Different countries and territories have their own approaches to handling the issue of recovery, and being aware of the variations is key to ensuring not only the best chance of reimbursement, but in planning strategies around negotiation, contract drafting and even setting budgets for litigation in the first place.
As such, understanding what is required, and what it means for potential actions in the region, is an essential part of the action process – and may determine where you file a case in the first place.
In mapping the various approaches to dealing with the issue, a real-life case from the Saudi Commercial Court – involving a prevailing commercial plaintiff applying to recover the attorney fees it actually paid – is used as our criteria for measuring the differences.
In Saudi practice, the plaintiff can bring the request for attorney‑fee reimbursement either within the main claim or as an ancillary/independent claim after winning on the merits. Courts look for clear documentation -such as retainer terms, invoices and time records - and for causation or necessity, that the defendant’s conduct through either delaying or obstructing matters forced the plaintiff to litigate.
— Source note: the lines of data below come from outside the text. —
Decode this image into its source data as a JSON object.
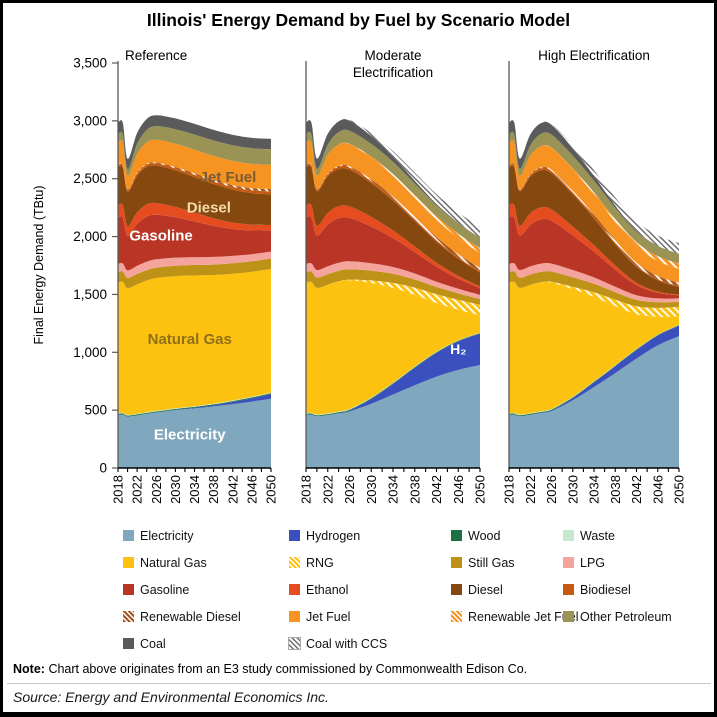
{
  "title": "Illinois' Energy Demand by Fuel by Scenario Model",
  "y_axis": {
    "label": "Final Energy Demand (TBtu)",
    "ticks": [
      {
        "label": "0",
        "value": 0
      },
      {
        "label": "500",
        "value": 500
      },
      {
        "label": "1,000",
        "value": 1000
      },
      {
        "label": "1,500",
        "value": 1500
      },
      {
        "label": "2,000",
        "value": 2000
      },
      {
        "label": "2,500",
        "value": 2500
      },
      {
        "label": "3,000",
        "value": 3000
      },
      {
        "label": "3,500",
        "value": 3500
      }
    ]
  },
  "x_axis": {
    "tick_labels": [
      "2018",
      "2022",
      "2026",
      "2030",
      "2034",
      "2038",
      "2042",
      "2046",
      "2050"
    ],
    "minor_tick_step": 2
  },
  "chart_data": {
    "type": "area",
    "stacked": true,
    "title": "Illinois' Energy Demand by Fuel by Scenario Model",
    "ylabel": "Final Energy Demand (TBtu)",
    "ylim": [
      0,
      3500
    ],
    "grid": false,
    "legend_position": "bottom",
    "x": [
      2018,
      2019,
      2020,
      2022,
      2024,
      2026,
      2030,
      2034,
      2038,
      2042,
      2046,
      2050
    ],
    "panels": [
      {
        "id": "reference",
        "title": "Reference"
      },
      {
        "id": "moderate",
        "title": "Moderate Electrification"
      },
      {
        "id": "high",
        "title": "High Electrification"
      }
    ],
    "series": [
      {
        "key": "electricity",
        "name": "Electricity",
        "color": "#7FA7BE",
        "values": {
          "reference": [
            460,
            462,
            445,
            455,
            468,
            480,
            500,
            515,
            532,
            552,
            574,
            598
          ],
          "moderate": [
            460,
            462,
            448,
            458,
            472,
            488,
            555,
            635,
            715,
            790,
            848,
            890
          ],
          "high": [
            460,
            462,
            448,
            460,
            475,
            492,
            585,
            700,
            820,
            945,
            1060,
            1140
          ]
        }
      },
      {
        "key": "hydrogen",
        "name": "Hydrogen",
        "color": "#3B50BE",
        "values": {
          "reference": [
            0,
            0,
            0,
            0,
            0,
            0,
            2,
            5,
            10,
            18,
            28,
            40
          ],
          "moderate": [
            0,
            0,
            0,
            0,
            3,
            8,
            40,
            90,
            150,
            205,
            245,
            270
          ],
          "high": [
            0,
            0,
            0,
            0,
            2,
            5,
            18,
            38,
            58,
            74,
            84,
            90
          ]
        }
      },
      {
        "key": "wood",
        "name": "Wood",
        "color": "#1D7044",
        "values": {
          "reference": [
            8,
            8,
            8,
            8,
            8,
            8,
            8,
            8,
            8,
            8,
            8,
            8
          ],
          "moderate": [
            8,
            8,
            8,
            8,
            8,
            8,
            8,
            7,
            7,
            6,
            6,
            6
          ],
          "high": [
            8,
            8,
            8,
            8,
            8,
            8,
            7,
            7,
            6,
            6,
            5,
            5
          ]
        }
      },
      {
        "key": "waste",
        "name": "Waste",
        "color": "#C7E8CE",
        "values": {
          "reference": [
            6,
            6,
            6,
            6,
            6,
            6,
            6,
            6,
            6,
            6,
            6,
            6
          ],
          "moderate": [
            6,
            6,
            6,
            6,
            6,
            6,
            6,
            6,
            5,
            5,
            4,
            4
          ],
          "high": [
            6,
            6,
            6,
            6,
            6,
            6,
            6,
            5,
            5,
            4,
            4,
            3
          ]
        }
      },
      {
        "key": "natural_gas",
        "name": "Natural Gas",
        "color": "#FDC20F",
        "values": {
          "reference": [
            1130,
            1132,
            1095,
            1118,
            1138,
            1148,
            1142,
            1130,
            1112,
            1095,
            1080,
            1068
          ],
          "moderate": [
            1130,
            1132,
            1095,
            1112,
            1122,
            1112,
            990,
            820,
            620,
            420,
            265,
            150
          ],
          "high": [
            1130,
            1132,
            1095,
            1108,
            1112,
            1092,
            930,
            730,
            510,
            300,
            155,
            75
          ]
        }
      },
      {
        "key": "rng",
        "name": "RNG",
        "color": "#FDC20F",
        "hatch": "#FFFFFF",
        "values": {
          "reference": [
            0,
            0,
            0,
            0,
            0,
            0,
            0,
            0,
            0,
            0,
            0,
            0
          ],
          "moderate": [
            0,
            0,
            0,
            0,
            2,
            6,
            22,
            42,
            62,
            76,
            86,
            90
          ],
          "high": [
            0,
            0,
            0,
            0,
            2,
            6,
            20,
            38,
            56,
            68,
            76,
            80
          ]
        }
      },
      {
        "key": "still_gas",
        "name": "Still Gas",
        "color": "#BD9217",
        "values": {
          "reference": [
            90,
            90,
            88,
            90,
            90,
            90,
            90,
            90,
            90,
            90,
            90,
            90
          ],
          "moderate": [
            90,
            90,
            88,
            90,
            90,
            89,
            84,
            78,
            70,
            62,
            55,
            50
          ],
          "high": [
            90,
            90,
            88,
            90,
            90,
            88,
            82,
            74,
            64,
            56,
            48,
            44
          ]
        }
      },
      {
        "key": "lpg",
        "name": "LPG",
        "color": "#F4A49C",
        "values": {
          "reference": [
            70,
            70,
            66,
            70,
            72,
            72,
            70,
            68,
            66,
            64,
            62,
            60
          ],
          "moderate": [
            70,
            70,
            66,
            70,
            71,
            70,
            65,
            59,
            52,
            46,
            40,
            36
          ],
          "high": [
            70,
            70,
            66,
            70,
            71,
            69,
            63,
            55,
            47,
            40,
            34,
            30
          ]
        }
      },
      {
        "key": "gasoline",
        "name": "Gasoline",
        "color": "#B93526",
        "values": {
          "reference": [
            400,
            396,
            298,
            362,
            390,
            384,
            348,
            308,
            268,
            232,
            205,
            185
          ],
          "moderate": [
            400,
            396,
            298,
            360,
            384,
            374,
            316,
            250,
            185,
            130,
            88,
            58
          ],
          "high": [
            400,
            396,
            298,
            358,
            382,
            370,
            298,
            222,
            148,
            88,
            48,
            24
          ]
        }
      },
      {
        "key": "ethanol",
        "name": "Ethanol",
        "color": "#E54C20",
        "values": {
          "reference": [
            110,
            108,
            84,
            100,
            105,
            102,
            90,
            78,
            67,
            57,
            50,
            45
          ],
          "moderate": [
            110,
            108,
            84,
            100,
            104,
            100,
            84,
            66,
            48,
            34,
            23,
            15
          ],
          "high": [
            110,
            108,
            84,
            100,
            103,
            98,
            78,
            56,
            36,
            21,
            11,
            6
          ]
        }
      },
      {
        "key": "diesel",
        "name": "Diesel",
        "color": "#85490F",
        "values": {
          "reference": [
            325,
            324,
            298,
            318,
            325,
            324,
            316,
            306,
            295,
            284,
            273,
            265
          ],
          "moderate": [
            325,
            324,
            298,
            317,
            322,
            318,
            292,
            258,
            220,
            182,
            148,
            120
          ],
          "high": [
            325,
            324,
            298,
            316,
            320,
            314,
            278,
            232,
            182,
            136,
            98,
            68
          ]
        }
      },
      {
        "key": "biodiesel",
        "name": "Biodiesel",
        "color": "#C55A11",
        "values": {
          "reference": [
            18,
            18,
            15,
            18,
            18,
            18,
            19,
            20,
            21,
            22,
            24,
            25
          ],
          "moderate": [
            18,
            18,
            15,
            18,
            18,
            18,
            18,
            17,
            15,
            13,
            11,
            10
          ],
          "high": [
            18,
            18,
            15,
            18,
            18,
            18,
            17,
            15,
            13,
            11,
            9,
            8
          ]
        }
      },
      {
        "key": "renewable_diesel",
        "name": "Renewable Diesel",
        "color": "#A5541E",
        "hatch": "#FFFFFF",
        "values": {
          "reference": [
            5,
            5,
            4,
            6,
            7,
            8,
            10,
            12,
            14,
            16,
            18,
            20
          ],
          "moderate": [
            5,
            5,
            4,
            6,
            8,
            10,
            14,
            18,
            22,
            26,
            29,
            30
          ],
          "high": [
            5,
            5,
            4,
            6,
            8,
            10,
            14,
            18,
            22,
            25,
            27,
            28
          ]
        }
      },
      {
        "key": "jet_fuel",
        "name": "Jet Fuel",
        "color": "#F79421",
        "values": {
          "reference": [
            190,
            192,
            118,
            162,
            186,
            196,
            201,
            205,
            208,
            210,
            210,
            210
          ],
          "moderate": [
            190,
            192,
            118,
            161,
            184,
            192,
            188,
            178,
            164,
            150,
            138,
            128
          ],
          "high": [
            190,
            192,
            118,
            160,
            183,
            190,
            185,
            174,
            158,
            143,
            130,
            120
          ]
        }
      },
      {
        "key": "renewable_jet_fuel",
        "name": "Renewable Jet Fuel",
        "color": "#F79421",
        "hatch": "#FFFFFF",
        "values": {
          "reference": [
            0,
            0,
            0,
            0,
            0,
            0,
            0,
            0,
            0,
            0,
            0,
            0
          ],
          "moderate": [
            0,
            0,
            0,
            0,
            1,
            3,
            9,
            17,
            25,
            33,
            39,
            44
          ],
          "high": [
            0,
            0,
            0,
            0,
            1,
            3,
            10,
            18,
            27,
            35,
            42,
            47
          ]
        }
      },
      {
        "key": "other_petroleum",
        "name": "Other Petroleum",
        "color": "#999355",
        "values": {
          "reference": [
            72,
            72,
            58,
            88,
            108,
            118,
            126,
            131,
            134,
            135,
            135,
            135
          ],
          "moderate": [
            72,
            72,
            58,
            88,
            106,
            113,
            110,
            104,
            99,
            94,
            91,
            88
          ],
          "high": [
            72,
            72,
            58,
            88,
            105,
            112,
            108,
            102,
            96,
            91,
            87,
            84
          ]
        }
      },
      {
        "key": "coal",
        "name": "Coal",
        "color": "#5B5B5B",
        "values": {
          "reference": [
            100,
            100,
            88,
            94,
            95,
            95,
            93,
            92,
            91,
            90,
            90,
            90
          ],
          "moderate": [
            100,
            100,
            88,
            94,
            94,
            88,
            68,
            44,
            24,
            10,
            4,
            0
          ],
          "high": [
            100,
            100,
            88,
            94,
            93,
            86,
            64,
            40,
            20,
            7,
            2,
            0
          ]
        }
      },
      {
        "key": "coal_ccs",
        "name": "Coal with CCS",
        "color": "#FFFFFF",
        "hatch": "#6E6E6E",
        "values": {
          "reference": [
            0,
            0,
            0,
            0,
            0,
            0,
            0,
            0,
            0,
            0,
            0,
            0
          ],
          "moderate": [
            0,
            0,
            0,
            0,
            1,
            6,
            26,
            50,
            70,
            83,
            89,
            92
          ],
          "high": [
            0,
            0,
            0,
            0,
            1,
            6,
            26,
            50,
            70,
            83,
            89,
            92
          ]
        }
      }
    ],
    "annotations": [
      {
        "panel": 0,
        "text": "Jet Fuel",
        "year": 2041,
        "value": 2470,
        "color": "#7A5B33",
        "size": 15
      },
      {
        "panel": 0,
        "text": "Diesel",
        "year": 2037,
        "value": 2210,
        "color": "#F4DCA8",
        "size": 15
      },
      {
        "panel": 0,
        "text": "Gasoline",
        "year": 2027,
        "value": 1965,
        "color": "#FFFFFF",
        "size": 15
      },
      {
        "panel": 0,
        "text": "Natural Gas",
        "year": 2033,
        "value": 1070,
        "color": "#8F6F1C",
        "size": 15
      },
      {
        "panel": 0,
        "text": "Electricity",
        "year": 2033,
        "value": 245,
        "color": "#FFFFFF",
        "size": 15
      },
      {
        "panel": 1,
        "text": "H₂",
        "year": 2046,
        "value": 985,
        "color": "#FFFFFF",
        "size": 14
      }
    ]
  },
  "note": {
    "label": "Note:",
    "text": "Chart above originates from an E3 study commissioned by Commonwealth Edison Co."
  },
  "source": "Source: Energy and Environmental Economics Inc."
}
Awards tend to be discretionary and reasonable, rather than full indemnity, and some commercial benches have referenced percentage‑style benchmarks in assessing what is fair in the circumstances. Practically, well‑supported applications do succeed, but outcomes are calibrated to proportionality and evidence quality.
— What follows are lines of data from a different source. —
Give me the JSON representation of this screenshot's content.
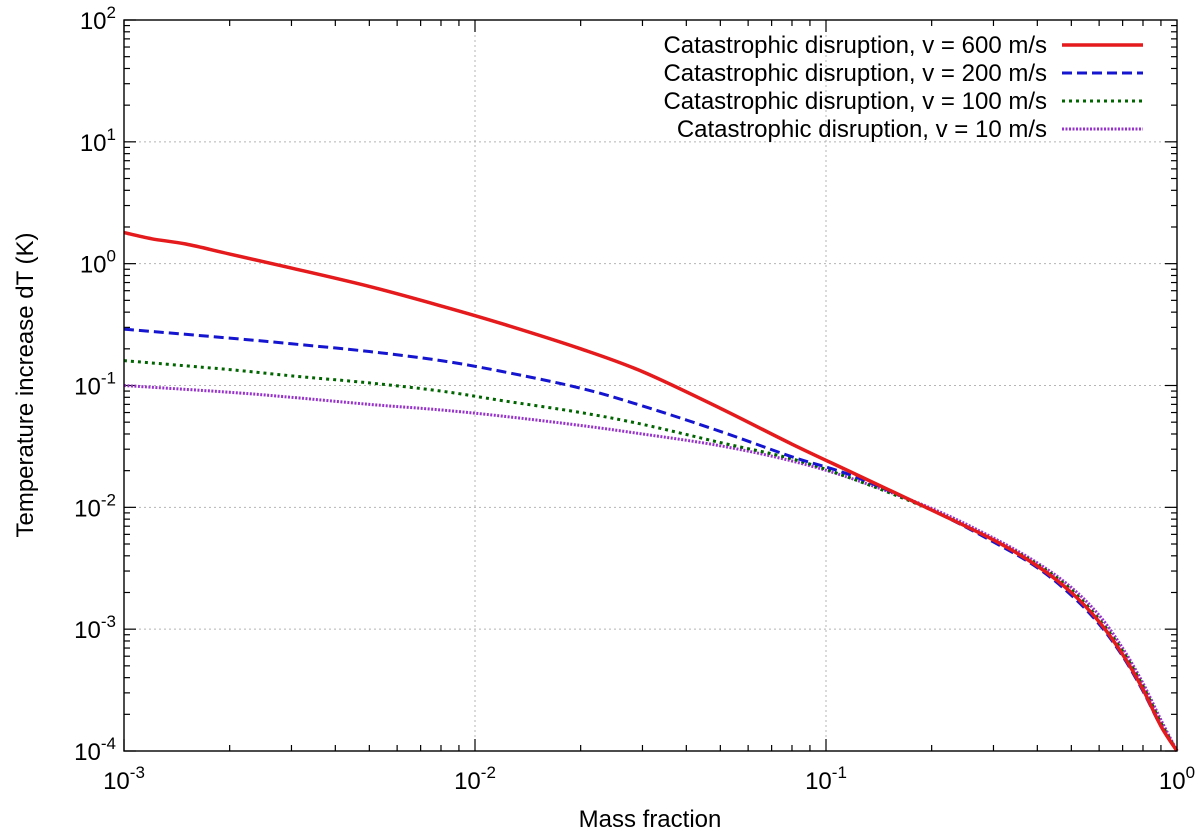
{
  "chart_data": {
    "type": "line",
    "xlabel": "Mass fraction",
    "ylabel": "Temperature increase dT (K)",
    "xscale": "log",
    "yscale": "log",
    "xlim": [
      0.001,
      1
    ],
    "ylim": [
      0.0001,
      100
    ],
    "grid": true,
    "legend_position": "top-right",
    "x_ticks": [
      {
        "value": 0.001,
        "base": "10",
        "exp": "-3"
      },
      {
        "value": 0.01,
        "base": "10",
        "exp": "-2"
      },
      {
        "value": 0.1,
        "base": "10",
        "exp": "-1"
      },
      {
        "value": 1,
        "base": "10",
        "exp": "0"
      }
    ],
    "y_ticks": [
      {
        "value": 0.0001,
        "base": "10",
        "exp": "-4"
      },
      {
        "value": 0.001,
        "base": "10",
        "exp": "-3"
      },
      {
        "value": 0.01,
        "base": "10",
        "exp": "-2"
      },
      {
        "value": 0.1,
        "base": "10",
        "exp": "-1"
      },
      {
        "value": 1,
        "base": "10",
        "exp": "0"
      },
      {
        "value": 10,
        "base": "10",
        "exp": "1"
      },
      {
        "value": 100,
        "base": "10",
        "exp": "2"
      }
    ],
    "series": [
      {
        "name": "Catastrophic disruption, v = 600 m/s",
        "color": "#e41a1c",
        "dash": "solid",
        "x": [
          0.001,
          0.0012,
          0.0015,
          0.002,
          0.003,
          0.005,
          0.008,
          0.012,
          0.02,
          0.03,
          0.05,
          0.08,
          0.12,
          0.2,
          0.3,
          0.4,
          0.5,
          0.6,
          0.7,
          0.8,
          0.9,
          1.0
        ],
        "y": [
          1.8,
          1.6,
          1.45,
          1.2,
          0.92,
          0.65,
          0.45,
          0.32,
          0.2,
          0.13,
          0.065,
          0.033,
          0.019,
          0.0095,
          0.0054,
          0.0033,
          0.002,
          0.00115,
          0.00062,
          0.00032,
          0.00016,
          0.0001
        ]
      },
      {
        "name": "Catastrophic disruption, v = 200 m/s",
        "color": "#1515d0",
        "dash": "dashed",
        "x": [
          0.001,
          0.002,
          0.003,
          0.005,
          0.008,
          0.012,
          0.02,
          0.03,
          0.05,
          0.08,
          0.12,
          0.2,
          0.3,
          0.4,
          0.5,
          0.6,
          0.7,
          0.8,
          0.9,
          1.0
        ],
        "y": [
          0.29,
          0.245,
          0.22,
          0.19,
          0.16,
          0.13,
          0.095,
          0.068,
          0.042,
          0.026,
          0.018,
          0.0095,
          0.0052,
          0.0032,
          0.0019,
          0.0011,
          0.0006,
          0.00031,
          0.00016,
          0.0001
        ]
      },
      {
        "name": "Catastrophic disruption, v = 100 m/s",
        "color": "#006400",
        "dash": "dotted",
        "x": [
          0.001,
          0.002,
          0.003,
          0.005,
          0.008,
          0.012,
          0.02,
          0.03,
          0.05,
          0.08,
          0.12,
          0.2,
          0.3,
          0.4,
          0.5,
          0.6,
          0.7,
          0.8,
          0.9,
          1.0
        ],
        "y": [
          0.16,
          0.135,
          0.12,
          0.105,
          0.09,
          0.075,
          0.06,
          0.048,
          0.034,
          0.025,
          0.017,
          0.0095,
          0.0054,
          0.0034,
          0.0021,
          0.0012,
          0.00066,
          0.00034,
          0.00017,
          0.0001
        ]
      },
      {
        "name": "Catastrophic disruption, v = 10 m/s",
        "color": "#9932cc",
        "dash": "dotted",
        "x": [
          0.001,
          0.002,
          0.003,
          0.005,
          0.008,
          0.012,
          0.02,
          0.03,
          0.05,
          0.08,
          0.12,
          0.2,
          0.3,
          0.4,
          0.5,
          0.6,
          0.7,
          0.8,
          0.9,
          1.0
        ],
        "y": [
          0.1,
          0.088,
          0.08,
          0.07,
          0.063,
          0.056,
          0.047,
          0.04,
          0.032,
          0.024,
          0.017,
          0.0098,
          0.0056,
          0.0035,
          0.0022,
          0.0013,
          0.0007,
          0.00036,
          0.00018,
          0.0001
        ]
      }
    ]
  }
}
In the local civil courts, the default remains nominal attorney fee awards for the successful party - commonly AED 1,000–2,000 per stage - alongside recovery of court/expert expenses, and the courts do not generally shift the actual legal bills to the opponent.
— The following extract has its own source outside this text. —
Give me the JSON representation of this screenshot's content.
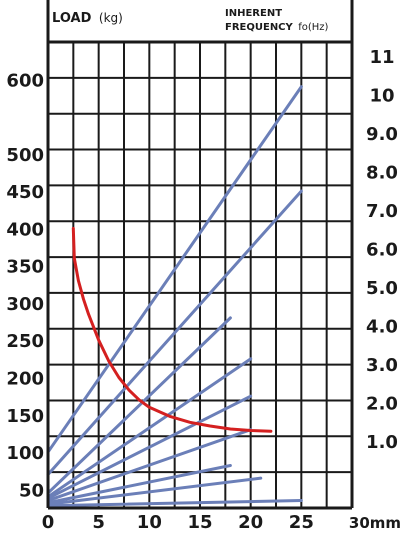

However, there is a contract‑based route that has recently been reinforced at cassation level: where a contract expressly provides for fee‑shifting and the claimant proves the actual costs with detailed invoices and proof of payment closely tied to the proceedings, courts may grant full recovery. This is still exceptional and evidence‑driven, but there now a realistic path if the documentation is strong.
In practice, though, counsel should plead the contractual entitlement and file itemised billing and payment records. If that is not possible, expect nominal sums only.
The position of the Qatari courts is grounded in the principle of contractual freedom between the parties. Accordingly, attorney fees are determined based on the agreement concluded between the lawyer and the client or contracting party.
This agreement cannot be disregarded or replaced by any other basis, unless the agreed fees exceed the maximum limit prescribed by Law No. 19 of 2025, which caps such fees at 25%.
Plaintiffs ask for attorney fees as part of costs, and courts typically award limited amounts - usually not exceeding JOD 1,000- rather than the actual invoices paid to counsel. Court and expert expenses are also recoverable.
In practical terms, you should file receipts and expense vouchers and request the prevailing‑party figure recognised in local practice. Be prepared for the opponent not to be ordered to reimburse the full legal spend.
Based on the circumstances of our example case we can see the regional variations clearly. KSA does allow a focused motion grounded in necessity, with meaningful, often partial, recoveries in commercial matters, whereas the UAE onshore courts generally confine attorney‑fee awards to nominal amounts.
This means, depending on which country you are looking to file in, you need to consider your approach. If filing in KSA, be prepared to document your legal costs and include a claim for attorney fees when litigating.
For cases in the UAE always include a clear legal fees clause in contracts if you want a chance to recover actual fees - otherwise, you can expect to receive only nominal amounts
In Qatar, pre-agreement between lawyer and client will define what you are permitted to receive up to a maximum limit while in Jordan you should budget for only limited recovery of attorney fees, as courts award capped amounts.